Legal Standard Summary judgment is appropriate “if the movant shows that there is no genuine dispute as to any material fact and the movant is entitled to judgment as a matter of law.” Fed.R.Civ.P. 56(a); see also Celotex Corp. v. Catrett, 477 U.S. 317, 322-23, 106 S.Ct. 2548, 91 L.Ed.2d 265 (1986). A genuine dispute as to any material fact exists if “the evidence is such that a reasonable jury could return a verdict for the nonmoving party.” Anderson v. Liberty Lobby, Inc., 477 U.S. 242, 248, 106 S. Ct. 2505, 2510, 91 L.Ed. 2d 202 (1986). When determining whether a genuine issue of material fact exists, the Court must view the evidence and draw all reasonable inferences in favor of the nonmoving party. Id. at 255; Hackett v.
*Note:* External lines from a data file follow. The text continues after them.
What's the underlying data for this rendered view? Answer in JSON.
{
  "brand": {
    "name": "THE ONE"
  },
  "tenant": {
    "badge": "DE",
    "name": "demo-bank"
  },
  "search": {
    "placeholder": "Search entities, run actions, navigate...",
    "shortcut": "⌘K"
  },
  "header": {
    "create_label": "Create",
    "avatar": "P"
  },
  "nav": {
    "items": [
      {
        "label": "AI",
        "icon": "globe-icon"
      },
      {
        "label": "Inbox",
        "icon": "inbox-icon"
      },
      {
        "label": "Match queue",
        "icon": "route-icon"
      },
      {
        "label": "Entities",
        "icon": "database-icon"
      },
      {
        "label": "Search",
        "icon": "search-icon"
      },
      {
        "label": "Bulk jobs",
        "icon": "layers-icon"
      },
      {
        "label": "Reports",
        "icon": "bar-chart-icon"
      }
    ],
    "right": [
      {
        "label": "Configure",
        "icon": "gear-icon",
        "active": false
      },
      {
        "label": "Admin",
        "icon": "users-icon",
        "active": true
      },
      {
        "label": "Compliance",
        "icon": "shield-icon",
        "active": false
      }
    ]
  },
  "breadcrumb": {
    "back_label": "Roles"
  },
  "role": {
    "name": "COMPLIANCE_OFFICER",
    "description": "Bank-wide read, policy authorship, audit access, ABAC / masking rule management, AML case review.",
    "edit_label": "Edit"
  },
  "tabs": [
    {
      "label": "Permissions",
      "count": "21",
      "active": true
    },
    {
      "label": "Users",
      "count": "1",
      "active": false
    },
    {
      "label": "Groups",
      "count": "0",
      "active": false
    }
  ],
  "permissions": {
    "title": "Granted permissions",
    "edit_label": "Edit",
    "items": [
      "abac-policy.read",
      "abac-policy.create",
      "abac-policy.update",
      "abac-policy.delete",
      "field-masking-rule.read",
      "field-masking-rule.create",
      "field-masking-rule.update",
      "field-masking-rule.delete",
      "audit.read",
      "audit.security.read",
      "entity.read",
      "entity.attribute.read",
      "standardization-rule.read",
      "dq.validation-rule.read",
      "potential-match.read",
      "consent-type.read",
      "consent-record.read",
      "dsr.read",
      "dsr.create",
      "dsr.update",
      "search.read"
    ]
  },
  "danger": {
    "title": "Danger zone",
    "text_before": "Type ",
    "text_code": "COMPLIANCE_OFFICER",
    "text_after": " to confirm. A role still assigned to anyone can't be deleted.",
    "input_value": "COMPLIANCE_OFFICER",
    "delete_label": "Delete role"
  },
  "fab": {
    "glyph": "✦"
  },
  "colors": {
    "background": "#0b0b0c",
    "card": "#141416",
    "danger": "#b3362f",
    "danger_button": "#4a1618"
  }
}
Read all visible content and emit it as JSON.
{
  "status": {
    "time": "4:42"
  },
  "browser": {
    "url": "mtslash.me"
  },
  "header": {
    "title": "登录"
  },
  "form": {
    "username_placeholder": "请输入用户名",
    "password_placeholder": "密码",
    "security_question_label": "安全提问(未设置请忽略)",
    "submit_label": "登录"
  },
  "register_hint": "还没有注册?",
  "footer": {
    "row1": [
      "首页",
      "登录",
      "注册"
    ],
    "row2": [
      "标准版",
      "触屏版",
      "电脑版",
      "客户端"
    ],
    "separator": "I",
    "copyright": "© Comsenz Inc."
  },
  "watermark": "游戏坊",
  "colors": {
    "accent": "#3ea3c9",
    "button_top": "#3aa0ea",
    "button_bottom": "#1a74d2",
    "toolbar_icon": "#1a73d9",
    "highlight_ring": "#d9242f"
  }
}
City of South Bend, 956 F.3d 504, 507 (7th Cir. 2020). After “a properly supported motion for summary judgment is made, the adverse party ‘must set forth specific facts showing that there is a genuine issue for trial.’” Anderson, 477 U.S. at 255 (quotation omitted).

Discussion Excessive Force Claim Brendan brings his Fourth Amendment excessive force claim against Officers Boyers and Gentile. “Although police officers may use force to seize another person under appropriate circumstances, the Fourth Amendment protects against the use of excessive force.” Taylor v. City of Milford, 10 F.4th 800, 806 (7th Cir. 2021). Courts evaluate excessive force claims under an objective reasonableness standard, namely, “whether the officers’ actions are ‘objectively reasonable’ in light of the facts and circumstances confronting them, without regard to their underlying intent or motivation.” Graham v. Connor, 490 U.S. 386, 397, 109 S.Ct. 1865, 104 L.Ed.2d 443 (1989).